- Good for making with children - there's crumbling, mashing and easy mixing
- Easy to make, but make sure to read through the method carefully first or simplify it as per my suggestion
- The recipe says it can be frozen (everyone should have emergency cake!)
- The crumble topping is really yummy and a nice finishing touch
- Can easily be made dairy free as the recipe only calls for small quantities of butter and milk which could be easily substituted
- The method could have been written a bit clearer - I ended up making a mistake
- There was a little unnecessary faff in beating the egg white and sugar together first and then folding in. I slipped up here and just stirred the wet and dry ingredients together in separate bowls which turned out fine, so you can easily leave out this step
- A little too heavy on the brazil nuts for me making it quite crunchy
- Mine took a bit longer to bake than the recipe suggests - more like 50 than 40 mins in my fan oven, and a little longer wouldn't have hurt
- Keep and eye on the crumble topping as it browns easily and cover with foil towards the end to stop it getting too crispy - it will be much easier to cut
- You don't need to worry with the whisking of the egg white and sugar if you don't want to - I didn't!

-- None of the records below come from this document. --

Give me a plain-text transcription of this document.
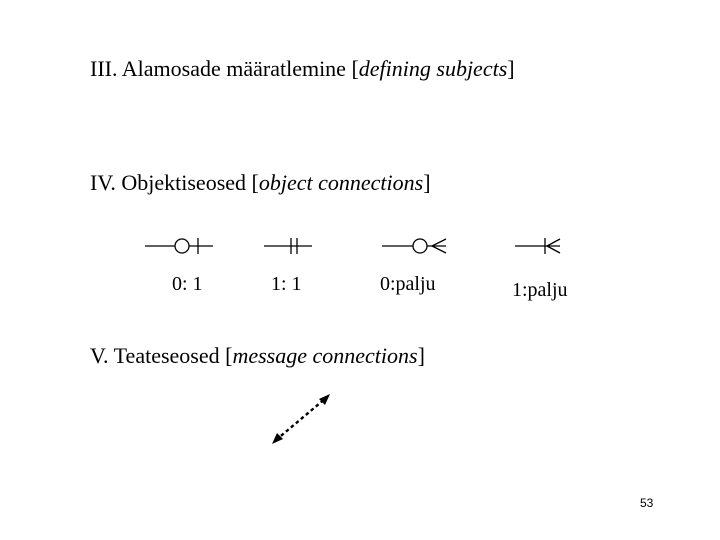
III. Alamosade määratlemine [defining subjects]
IV. Objektiseosed [object connections]
0: 1	1: 1	0:palju	1:palju
V. Teateseosed [message connections]
53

Plus not doing so means less washing up (oh, to own a dishwasher!)
What I thought...
Slight misunderstanding with the method aside, I really liked this cake - it's yummy and the fact that it's banana means you can pretend it's healthy. The banana and oil also keeps it's nice and moist. However, next time I think I'll use fewer brazil nuts and perhaps slightly more cinnamon as it didn't really come through. I loved the crumble topping though, especially the hint of coconut, so I think I may be recycling that idea in other loaf cakes I make!
Overall a good solid recipe and a nice starting point to play around with and tailor to your own tastes. I will definitely be baking this again, albeit with a few alterations.